И наверное, я не так больна, как Ребекка. Мне не хочется причинять вред другим и даже себе, я могу находить у себя точки контроля. Но болезнь души вообще нельзя поместить в строгие рамки. Возможно, все мы сломаны, просто «официальные» сумасшедшие не умеют это скрывать. До смерти матери я пребывала в пограничном состоянии. Ее присутствие сильно сковывало меня, и я принимала ее заветы за свои. – Ханна повернулась к Эрику в полупрофиль и произнесла то, чего не знал никто: – У нее была последняя стадия рака. Она превратилась в тень и такую себя не могла вынести. Тогда она попросила меня о последней помощи – дать ей уйти. Грех не грех – ее уже не волновало. Когда речь заходила о ней, бог мог покурить. И я решила выполнить ее просьбу. Вколола ей огромную дозу инсулина. Любая сиделка тебе его достанет за деньги. Это известный способ ухода для безнадежно больных, тебе ли не знать, ты же медик. Помню, как безропотно выполнила все, о чем она меня попросила. Перед смертью она сказала мне: «Спасибо, что милостива ко мне». И только когда я это сделала, я поняла, что самое страшное она, как всегда, оставила мне. Что одному милость, то другому – наказание. Мне кажется, упросив меня сделать это, она по-настоящему что-то сломала во мне. Я одобряю гуманную смерть, но не была готова выполнять это собственноручно.
Эрик всматривался в нее так, будто открыл что-то новое – некую диковину. Удивление в его глазах перешло в странное удовлетворение. Как если бы ее страшный секрет ему понравился. Но вслух он сказал только одно:
– Инсулин достать легко, но рассчитать дозу еще надо уметь. Она могла впасть в кому, и иногда инсулиновой смерти ждут днями.
– Все вышло так, как она хотела. Но ее смерть оставила меня с чудовищной пустотой и чувством вины. И я не понимаю, что делать со своей жизнью. Если честно, я думала, что скоро сама за ней отправлюсь, такая у меня была аритмия… Но Ребекка решила иначе.

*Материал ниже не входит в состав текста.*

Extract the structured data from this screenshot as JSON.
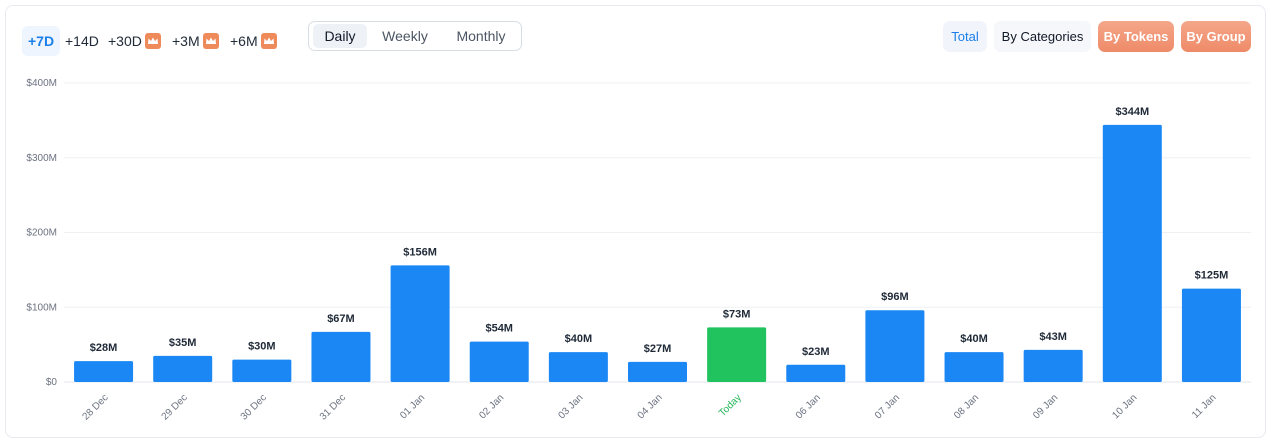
{
  "toolbar": {
    "ranges": [
      {
        "label": "+7D",
        "active": true,
        "premium": false
      },
      {
        "label": "+14D",
        "active": false,
        "premium": false
      },
      {
        "label": "+30D",
        "active": false,
        "premium": true
      },
      {
        "label": "+3M",
        "active": false,
        "premium": true
      },
      {
        "label": "+6M",
        "active": false,
        "premium": true
      }
    ],
    "granularity": [
      {
        "label": "Daily",
        "active": true
      },
      {
        "label": "Weekly",
        "active": false
      },
      {
        "label": "Monthly",
        "active": false
      }
    ],
    "views": [
      {
        "label": "Total",
        "active": true
      },
      {
        "label": "By Categories",
        "active": false
      },
      {
        "label": "By Tokens",
        "active": false,
        "premium": true
      },
      {
        "label": "By Group",
        "active": false,
        "premium": true
      }
    ],
    "premium_icon": "crown-icon"
  },
  "colors": {
    "bar": "#1a87f4",
    "today_bar": "#21c35e",
    "today_label": "#22b357",
    "premium": "#ef8a5a",
    "accent": "#1a7fe8"
  },
  "chart_data": {
    "type": "bar",
    "categories": [
      "28 Dec",
      "29 Dec",
      "30 Dec",
      "31 Dec",
      "01 Jan",
      "02 Jan",
      "03 Jan",
      "04 Jan",
      "Today",
      "06 Jan",
      "07 Jan",
      "08 Jan",
      "09 Jan",
      "10 Jan",
      "11 Jan"
    ],
    "values": [
      28,
      35,
      30,
      67,
      156,
      54,
      40,
      27,
      73,
      23,
      96,
      40,
      43,
      344,
      125
    ],
    "value_labels": [
      "$28M",
      "$35M",
      "$30M",
      "$67M",
      "$156M",
      "$54M",
      "$40M",
      "$27M",
      "$73M",
      "$23M",
      "$96M",
      "$40M",
      "$43M",
      "$344M",
      "$125M"
    ],
    "highlight_category": "Today",
    "y_ticks": [
      {
        "value": 0,
        "label": "$0"
      },
      {
        "value": 100,
        "label": "$100M"
      },
      {
        "value": 200,
        "label": "$200M"
      },
      {
        "value": 300,
        "label": "$300M"
      },
      {
        "value": 400,
        "label": "$400M"
      }
    ],
    "ylim": [
      0,
      400
    ],
    "grid": true,
    "legend": false
  }
}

Вместо ответа Эрик притянул ее голову к себе и поцеловал. Ханна же заплакала. От сказанного упал замок в груди, и сколько же там было отчаяния и непонимания. Эрик не переставал целовать ее, ловя слезы, затем прижал к себе, и они застыли в этой позе, слушая перестук капель над ними.
Ханна достигла самого дна. Это была зона абиссаль.
Она вернулась домой на следующий день. Эрик хотел, чтобы она осталась, и Ханна осталась. Она сделала бы все, что он пожелал. Связь между ними стала неразрывной и глубокой и не требовала слов и статусов. Он погрузился с ней в ту жуткую бездну из слов и аккуратно вывел обратно в вечнозеленый сад. Ханна не понимала, как ему удалось, но в этом, похоже, заключался его дар – вытягивать все самое худшее, а затем пробуждать, как от кошмара. Главное – он ни разу ее не осудил. Эрик словно понимал каждую темную мысль, каждое низменное обвинение, каждую слабость, и ни Магда, ни таблетки не были на такое способны.
Ханна сидела перед включенным лэптопом, ощущая в себе странную пустоту. Но это было хорошее чувство. Сердце Ребекки мерно стучало, и теперь они были едины. Если обе любят Эрика, что им делить?